Plus globalement, l’analyse de cet évènement ayant pu conduire à un évènement grave a relevé une insuffisance de communication entre tous les acteurs. Ce point est d’autant plus fondamental dans le cadre du suivi d’un patient atteint de maladie chronique, car celui-ci relève d’une prise en charge interdisciplinaire.
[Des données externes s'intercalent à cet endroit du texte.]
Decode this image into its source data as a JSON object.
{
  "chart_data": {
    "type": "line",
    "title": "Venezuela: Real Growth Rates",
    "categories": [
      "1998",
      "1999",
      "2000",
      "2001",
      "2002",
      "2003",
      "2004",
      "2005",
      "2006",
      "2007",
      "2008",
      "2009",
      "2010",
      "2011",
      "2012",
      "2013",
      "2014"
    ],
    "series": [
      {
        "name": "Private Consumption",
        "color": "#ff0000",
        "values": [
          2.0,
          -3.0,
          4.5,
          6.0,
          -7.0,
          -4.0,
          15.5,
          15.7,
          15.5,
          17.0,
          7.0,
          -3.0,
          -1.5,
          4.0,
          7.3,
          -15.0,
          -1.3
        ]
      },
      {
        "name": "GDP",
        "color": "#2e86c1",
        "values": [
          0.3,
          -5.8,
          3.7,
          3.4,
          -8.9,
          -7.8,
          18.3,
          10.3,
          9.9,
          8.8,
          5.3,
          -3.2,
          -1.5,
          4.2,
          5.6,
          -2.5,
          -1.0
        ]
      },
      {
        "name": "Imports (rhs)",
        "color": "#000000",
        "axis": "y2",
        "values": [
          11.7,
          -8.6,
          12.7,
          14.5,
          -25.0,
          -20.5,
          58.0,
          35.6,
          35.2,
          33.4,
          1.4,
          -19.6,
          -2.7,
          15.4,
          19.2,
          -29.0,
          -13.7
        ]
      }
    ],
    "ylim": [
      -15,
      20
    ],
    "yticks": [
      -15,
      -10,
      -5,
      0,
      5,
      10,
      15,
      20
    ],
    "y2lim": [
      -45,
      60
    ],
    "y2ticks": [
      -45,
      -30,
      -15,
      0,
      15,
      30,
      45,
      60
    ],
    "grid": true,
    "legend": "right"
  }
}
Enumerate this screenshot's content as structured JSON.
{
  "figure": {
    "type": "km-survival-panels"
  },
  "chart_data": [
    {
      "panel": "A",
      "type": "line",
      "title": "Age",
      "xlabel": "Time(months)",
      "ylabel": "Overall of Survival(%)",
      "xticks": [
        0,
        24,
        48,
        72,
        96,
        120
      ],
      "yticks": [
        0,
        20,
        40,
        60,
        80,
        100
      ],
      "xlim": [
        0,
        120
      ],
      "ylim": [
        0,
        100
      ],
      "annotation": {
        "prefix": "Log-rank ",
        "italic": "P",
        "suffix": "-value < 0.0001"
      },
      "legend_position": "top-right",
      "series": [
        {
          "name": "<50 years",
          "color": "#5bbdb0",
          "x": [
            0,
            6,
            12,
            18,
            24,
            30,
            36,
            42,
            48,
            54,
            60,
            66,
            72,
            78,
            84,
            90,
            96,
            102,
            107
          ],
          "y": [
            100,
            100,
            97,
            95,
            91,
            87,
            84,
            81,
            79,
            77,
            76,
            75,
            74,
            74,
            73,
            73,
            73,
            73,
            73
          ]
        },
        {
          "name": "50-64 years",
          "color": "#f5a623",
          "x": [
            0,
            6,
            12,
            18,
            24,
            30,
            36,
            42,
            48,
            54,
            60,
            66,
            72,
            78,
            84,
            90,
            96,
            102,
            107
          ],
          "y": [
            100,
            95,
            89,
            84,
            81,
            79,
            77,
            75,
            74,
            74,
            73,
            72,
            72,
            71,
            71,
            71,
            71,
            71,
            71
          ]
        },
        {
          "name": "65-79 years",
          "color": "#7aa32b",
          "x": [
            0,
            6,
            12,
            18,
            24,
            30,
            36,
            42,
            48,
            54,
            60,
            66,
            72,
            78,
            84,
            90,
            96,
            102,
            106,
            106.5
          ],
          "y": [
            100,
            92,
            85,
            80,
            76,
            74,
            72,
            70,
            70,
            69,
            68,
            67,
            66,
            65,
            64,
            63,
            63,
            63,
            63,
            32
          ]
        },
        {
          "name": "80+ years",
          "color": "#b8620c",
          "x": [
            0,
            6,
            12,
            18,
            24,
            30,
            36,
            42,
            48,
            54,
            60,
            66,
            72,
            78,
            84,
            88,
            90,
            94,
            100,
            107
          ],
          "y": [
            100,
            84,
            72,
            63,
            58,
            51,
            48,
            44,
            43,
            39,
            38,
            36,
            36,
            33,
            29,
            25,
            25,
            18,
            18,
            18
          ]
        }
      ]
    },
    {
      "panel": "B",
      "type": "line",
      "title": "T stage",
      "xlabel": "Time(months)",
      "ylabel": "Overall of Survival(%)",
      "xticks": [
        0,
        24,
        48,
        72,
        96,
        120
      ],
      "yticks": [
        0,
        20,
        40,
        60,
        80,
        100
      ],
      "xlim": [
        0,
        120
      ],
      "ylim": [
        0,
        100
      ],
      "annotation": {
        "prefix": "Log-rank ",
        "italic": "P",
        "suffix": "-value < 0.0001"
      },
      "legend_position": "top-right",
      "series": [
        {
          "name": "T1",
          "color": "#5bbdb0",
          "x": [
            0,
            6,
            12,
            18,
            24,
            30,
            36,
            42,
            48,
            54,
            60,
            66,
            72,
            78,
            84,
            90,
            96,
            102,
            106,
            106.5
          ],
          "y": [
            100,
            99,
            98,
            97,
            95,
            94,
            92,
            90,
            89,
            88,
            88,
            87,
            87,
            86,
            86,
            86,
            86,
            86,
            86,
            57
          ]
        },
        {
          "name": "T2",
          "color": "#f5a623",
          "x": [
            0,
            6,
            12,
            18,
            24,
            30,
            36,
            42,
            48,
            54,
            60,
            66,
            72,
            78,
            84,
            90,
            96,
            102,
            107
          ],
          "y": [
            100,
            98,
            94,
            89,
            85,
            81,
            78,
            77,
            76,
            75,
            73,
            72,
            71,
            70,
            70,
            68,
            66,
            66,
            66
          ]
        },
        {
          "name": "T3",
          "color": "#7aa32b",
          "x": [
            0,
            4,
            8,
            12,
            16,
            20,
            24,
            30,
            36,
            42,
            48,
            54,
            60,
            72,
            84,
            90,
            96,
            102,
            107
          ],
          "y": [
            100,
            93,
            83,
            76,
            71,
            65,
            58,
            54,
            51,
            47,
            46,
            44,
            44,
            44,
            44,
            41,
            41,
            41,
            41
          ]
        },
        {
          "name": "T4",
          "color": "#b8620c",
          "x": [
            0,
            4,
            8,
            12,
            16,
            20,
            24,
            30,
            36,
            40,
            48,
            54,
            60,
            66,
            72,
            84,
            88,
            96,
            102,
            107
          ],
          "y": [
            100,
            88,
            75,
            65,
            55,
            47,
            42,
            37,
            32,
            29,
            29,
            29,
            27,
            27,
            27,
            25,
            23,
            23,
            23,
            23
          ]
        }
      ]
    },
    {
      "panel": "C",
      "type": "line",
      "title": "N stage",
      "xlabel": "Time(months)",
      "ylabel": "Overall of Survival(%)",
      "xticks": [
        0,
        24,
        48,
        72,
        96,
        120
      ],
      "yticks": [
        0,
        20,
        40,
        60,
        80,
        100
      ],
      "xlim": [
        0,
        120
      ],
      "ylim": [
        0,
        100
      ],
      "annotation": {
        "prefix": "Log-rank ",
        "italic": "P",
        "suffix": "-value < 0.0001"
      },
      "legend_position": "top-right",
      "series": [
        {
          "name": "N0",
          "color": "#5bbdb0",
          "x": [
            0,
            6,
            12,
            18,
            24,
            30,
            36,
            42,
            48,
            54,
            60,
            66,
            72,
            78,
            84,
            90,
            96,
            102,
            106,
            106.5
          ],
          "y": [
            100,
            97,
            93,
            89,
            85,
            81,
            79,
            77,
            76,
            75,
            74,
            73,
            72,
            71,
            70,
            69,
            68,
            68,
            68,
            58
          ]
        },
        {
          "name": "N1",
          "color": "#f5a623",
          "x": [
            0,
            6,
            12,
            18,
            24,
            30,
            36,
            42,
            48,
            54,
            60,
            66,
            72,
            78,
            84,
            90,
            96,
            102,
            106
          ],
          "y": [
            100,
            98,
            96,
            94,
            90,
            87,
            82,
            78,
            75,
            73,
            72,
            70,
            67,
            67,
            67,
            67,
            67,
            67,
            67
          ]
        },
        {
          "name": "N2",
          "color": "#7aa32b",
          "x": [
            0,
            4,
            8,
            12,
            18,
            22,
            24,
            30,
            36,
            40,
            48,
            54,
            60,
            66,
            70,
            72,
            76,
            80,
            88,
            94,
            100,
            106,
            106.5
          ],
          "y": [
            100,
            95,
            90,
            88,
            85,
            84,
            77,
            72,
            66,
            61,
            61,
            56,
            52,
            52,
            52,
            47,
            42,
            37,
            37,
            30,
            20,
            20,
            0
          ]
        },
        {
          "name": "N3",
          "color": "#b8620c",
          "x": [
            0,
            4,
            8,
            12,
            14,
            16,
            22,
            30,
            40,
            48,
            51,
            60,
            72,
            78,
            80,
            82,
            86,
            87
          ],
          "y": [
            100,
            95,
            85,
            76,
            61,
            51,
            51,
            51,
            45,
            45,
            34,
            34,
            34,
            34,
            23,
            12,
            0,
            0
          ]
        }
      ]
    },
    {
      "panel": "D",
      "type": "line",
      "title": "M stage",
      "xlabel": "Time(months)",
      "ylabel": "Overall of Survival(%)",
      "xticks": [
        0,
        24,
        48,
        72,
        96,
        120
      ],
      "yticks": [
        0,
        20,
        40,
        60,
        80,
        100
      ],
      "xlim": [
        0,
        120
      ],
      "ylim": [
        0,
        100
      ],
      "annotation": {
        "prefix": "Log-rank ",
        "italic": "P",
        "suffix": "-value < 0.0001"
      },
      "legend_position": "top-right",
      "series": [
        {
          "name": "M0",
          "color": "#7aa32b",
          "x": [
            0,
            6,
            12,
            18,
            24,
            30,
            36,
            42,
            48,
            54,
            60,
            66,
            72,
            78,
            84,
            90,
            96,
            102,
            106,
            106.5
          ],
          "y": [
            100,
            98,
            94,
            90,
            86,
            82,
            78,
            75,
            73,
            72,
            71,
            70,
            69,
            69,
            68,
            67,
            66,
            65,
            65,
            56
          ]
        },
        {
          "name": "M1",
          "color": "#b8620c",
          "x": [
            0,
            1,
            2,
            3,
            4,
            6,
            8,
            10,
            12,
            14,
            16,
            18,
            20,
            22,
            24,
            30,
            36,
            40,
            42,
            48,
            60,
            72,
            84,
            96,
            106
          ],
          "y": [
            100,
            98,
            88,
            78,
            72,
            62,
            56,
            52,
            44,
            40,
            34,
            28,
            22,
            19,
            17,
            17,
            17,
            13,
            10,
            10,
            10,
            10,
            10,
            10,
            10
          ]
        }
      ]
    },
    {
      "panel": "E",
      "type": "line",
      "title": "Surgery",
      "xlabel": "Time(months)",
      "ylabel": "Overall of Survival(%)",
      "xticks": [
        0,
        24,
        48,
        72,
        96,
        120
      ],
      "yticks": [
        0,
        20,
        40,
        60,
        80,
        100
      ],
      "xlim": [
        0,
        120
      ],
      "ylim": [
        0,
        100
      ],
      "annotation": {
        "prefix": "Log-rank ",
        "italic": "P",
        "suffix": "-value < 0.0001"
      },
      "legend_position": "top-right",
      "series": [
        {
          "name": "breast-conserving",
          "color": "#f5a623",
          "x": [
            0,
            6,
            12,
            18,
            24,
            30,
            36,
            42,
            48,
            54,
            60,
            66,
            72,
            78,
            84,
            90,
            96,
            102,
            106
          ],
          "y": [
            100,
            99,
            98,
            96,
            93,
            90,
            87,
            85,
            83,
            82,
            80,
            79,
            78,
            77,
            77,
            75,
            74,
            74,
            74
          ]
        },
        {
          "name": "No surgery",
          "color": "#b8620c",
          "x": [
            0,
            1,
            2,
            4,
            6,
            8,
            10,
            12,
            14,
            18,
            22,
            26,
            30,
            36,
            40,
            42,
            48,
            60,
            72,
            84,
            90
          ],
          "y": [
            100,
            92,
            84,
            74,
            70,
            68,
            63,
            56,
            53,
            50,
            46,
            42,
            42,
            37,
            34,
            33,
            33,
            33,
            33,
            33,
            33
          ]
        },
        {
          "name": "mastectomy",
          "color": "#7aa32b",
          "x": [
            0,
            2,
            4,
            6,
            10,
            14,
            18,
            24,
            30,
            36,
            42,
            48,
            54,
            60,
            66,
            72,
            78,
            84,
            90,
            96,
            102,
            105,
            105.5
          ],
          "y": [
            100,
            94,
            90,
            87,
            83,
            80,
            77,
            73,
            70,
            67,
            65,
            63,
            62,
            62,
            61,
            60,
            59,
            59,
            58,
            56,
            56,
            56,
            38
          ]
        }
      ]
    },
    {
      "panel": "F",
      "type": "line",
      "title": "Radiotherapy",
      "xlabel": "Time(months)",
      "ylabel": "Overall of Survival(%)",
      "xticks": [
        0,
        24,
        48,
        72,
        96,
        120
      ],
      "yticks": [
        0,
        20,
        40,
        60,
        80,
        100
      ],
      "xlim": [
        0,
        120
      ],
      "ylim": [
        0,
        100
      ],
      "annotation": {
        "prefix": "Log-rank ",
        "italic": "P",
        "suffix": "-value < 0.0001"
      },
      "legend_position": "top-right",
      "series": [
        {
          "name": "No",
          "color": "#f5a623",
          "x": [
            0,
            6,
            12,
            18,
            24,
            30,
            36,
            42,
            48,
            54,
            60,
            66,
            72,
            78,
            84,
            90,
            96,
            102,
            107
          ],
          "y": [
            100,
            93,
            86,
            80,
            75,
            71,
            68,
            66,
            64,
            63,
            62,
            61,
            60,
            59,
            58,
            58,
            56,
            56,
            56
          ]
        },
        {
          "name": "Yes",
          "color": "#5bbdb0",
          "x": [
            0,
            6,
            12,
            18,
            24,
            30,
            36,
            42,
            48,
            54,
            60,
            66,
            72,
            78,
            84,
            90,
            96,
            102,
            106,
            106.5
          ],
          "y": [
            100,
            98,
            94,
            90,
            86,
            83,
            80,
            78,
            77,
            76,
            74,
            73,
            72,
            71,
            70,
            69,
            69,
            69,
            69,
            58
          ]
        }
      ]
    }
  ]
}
Une réflexion et des actions au regard de cette problématique sont donc mises en place de façon globale sur l’ensemble du service.

ÉTUDIANTS EN IFSI

Les UE en lien avec le dossier

Références d’UE et extrait de leur contenu :

→ UE 2.1.S1 « Biologie fondamentale » (compétence 4) : les molécules constitutives du vivant et leur fonction dans les équilibres ou déséquilibres biologiques et UE 2.2.S1 « Cycles de la vie et grandes fonctions » ;

→ UE 2.3.S2 « Santé, maladie, handicap, accidents de la vie » (compétence 1) : explorer les notions de maladie chronique et ses spécificités ;

→ UE 2.11.S1 « Pharmacologie et thérapeutiques » (compétence 4) : les risques et dangers de la médication, la prescription et UE 2.11.S5 « Pharmacologie et thérapeutiques » (compétence 4) : responsabilité infirmière en pharmacothérapie, la prescription médicale et infirmière ;

→ UE 3.1.S2 « Raisonnement et démarche clinique infirmière » (compétence 1) : le recueil de données cliniques, méthodes et les outils de mesure de l’autonomie, transmissions, dossier de soins ;

→ UE 3.2.S2 « Projet de soins infirmiers » (compétence 2) : objectifs de soins centrés sur la personne, plan d’interventions, résultats, réajustements… et UE 3.2.S.3 : mise en œuvre et suivi du projet de soins dans le cadre de la pluriprofessionalité ;

→ UE 4.2.S3 « Soins relationnels » (compétence 6) : la relation d’aide, les entretiens infirmiers, l’alliance thérapeutique ;

→ UE 4.5.S4 « Soins infirmiers et gestion des risques » (compétence 7) : la gestion des risques, l’analyse multifactorielle des contextes de risques pour les personnes ou des groupes de personnes ;

→ UE 4.6.S3 « Soins éducatifs et préventifs » (compétences 5) : soins infirmiers d’éducation, de prévention, démarche d’éducation interdisciplinaire, ETP individuelle et collective ;

→ UE 4.6.S4 « Soins éducatifs et préventifs » (compétences 5) : élaborer une démarche d’éducation thérapeutique en interdisciplinarité.